Sol-gel synthesis of TiO2 with p-type response to hydrogen gas at elevated temperature

Abstract

Titanium dioxide is considered as one of the potential candidates for high-temperature gas sensing applications due to its excellent sensitivity and stability. However, its practical use as a gas sensor under elevated conditions is limited on account of its selectivity and insufficient understanding of response conversion from n- to p-type. To this context, the present work is intended to prepare and understand the p-type response of anatase TiO2 toward H2 gas (20–1,000 ppm) at elevated temperature (500°C). Sol-gel route is adopted to facilely synthesize powders containing pure and chromium (1–10 at.%) doped TiO2 nanoparticles, which are then brushed onto substrates with already patterned inter-digitated platinum electrodes. In this work, even, the undoped TiO2 samples showed p-type gas sensing response, which then decreased with Cr doping. However, in comparison to previously reported work, the sensing characteristics of all sensors is improved. For instance, 5 at.% Cr-TiO2 showed high response (147), fast response and recovery (142/123s) time, and good selectivity to hydrogen against monoxide and methane.
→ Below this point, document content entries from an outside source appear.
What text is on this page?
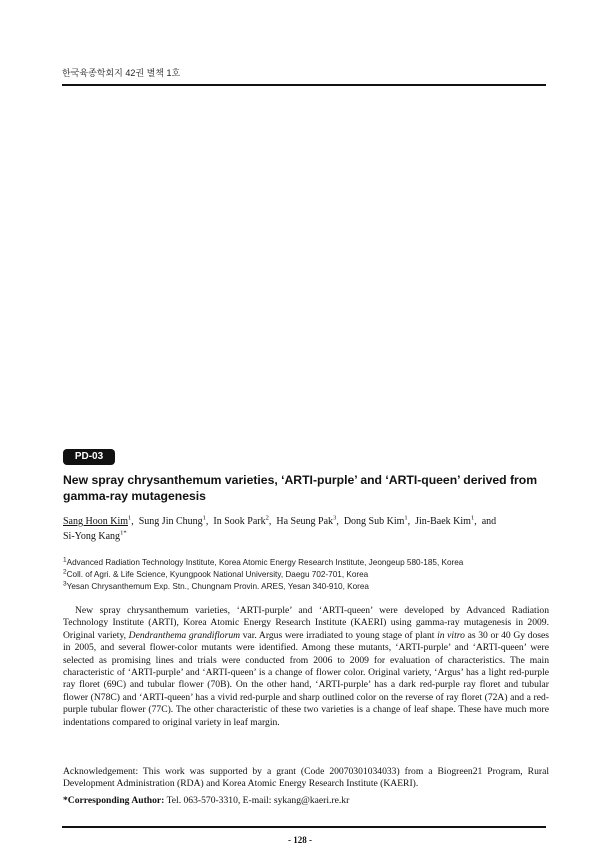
한국육종학회지 42권 별책 1호
PD-03
New spray chrysanthemum varieties, ‘ARTI-purple’ and ‘ARTI-queen’ derived from gamma-ray mutagenesis
Sang Hoon Kim$^1$,  Sung Jin Chung$^1$,  In Sook Park$^2$,  Ha Seung Pak$^3$,  Dong Sub Kim$^1$,  Jin-Baek Kim$^1$,  and
Si-Yong Kang$^{1*}$
$^1$Advanced Radiation Technology Institute, Korea Atomic Energy Research Institute, Jeongeup 580-185, Korea
$^2$Coll. of Agri. & Life Science, Kyungpook National University, Daegu 702-701, Korea
$^3$Yesan Chrysanthemum Exp. Stn., Chungnam Provin. ARES, Yesan 340-910, Korea

New spray chrysanthemum varieties, ‘ARTI-purple’ and ‘ARTI-queen’ were developed by Advanced Radiation Technology Institute (ARTI), Korea Atomic Energy Research Institute (KAERI) using gamma-ray mutagenesis in 2009. Original variety, Dendranthema grandiflorum var. Argus were irradiated to young stage of plant in vitro as 30 or 40 Gy doses in 2005, and several flower-color mutants were identified. Among these mutants, ‘ARTI-purple’ and ‘ARTI-queen’ were selected as promising lines and trials were conducted from 2006 to 2009 for evaluation of characteristics. The main characteristic of ‘ARTI-purple’ and ‘ARTI-queen’ is a change of flower color. Original variety, ‘Argus’ has a light red-purple ray floret (69C) and tubular flower (70B). On the other hand, ‘ARTI-purple’ has a dark red-purple ray floret and tubular flower (N78C) and ‘ARTI-queen’ has a vivid red-purple and sharp outlined color on the reverse of ray floret (72A) and a red-purple tubular flower (77C). The other characteristic of these two varieties is a change of leaf shape. These have much more indentations compared to original variety in leaf margin.

Acknowledgement: This work was supported by a grant (Code 20070301034033) from a Biogreen21 Program, Rural Development Administration (RDA) and Korea Atomic Energy Research Institute (KAERI).

*Corresponding Author: Tel. 063-570-3310, E-mail: sykang@kaeri.re.kr
- 128 -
Despite better response values, the TiO2 based samples show instability and drift in baseline resistance; such issues were not observed for Cr-doped TiO2 samples (≥3 at.%). The powders were further analyzed by XRD, SEM, TEM, and XPS to understand the basic characteristics, p-type response and stability. Further, a plausible sensing mechanism is discussed on basis of results obtained from aforementioned techniques.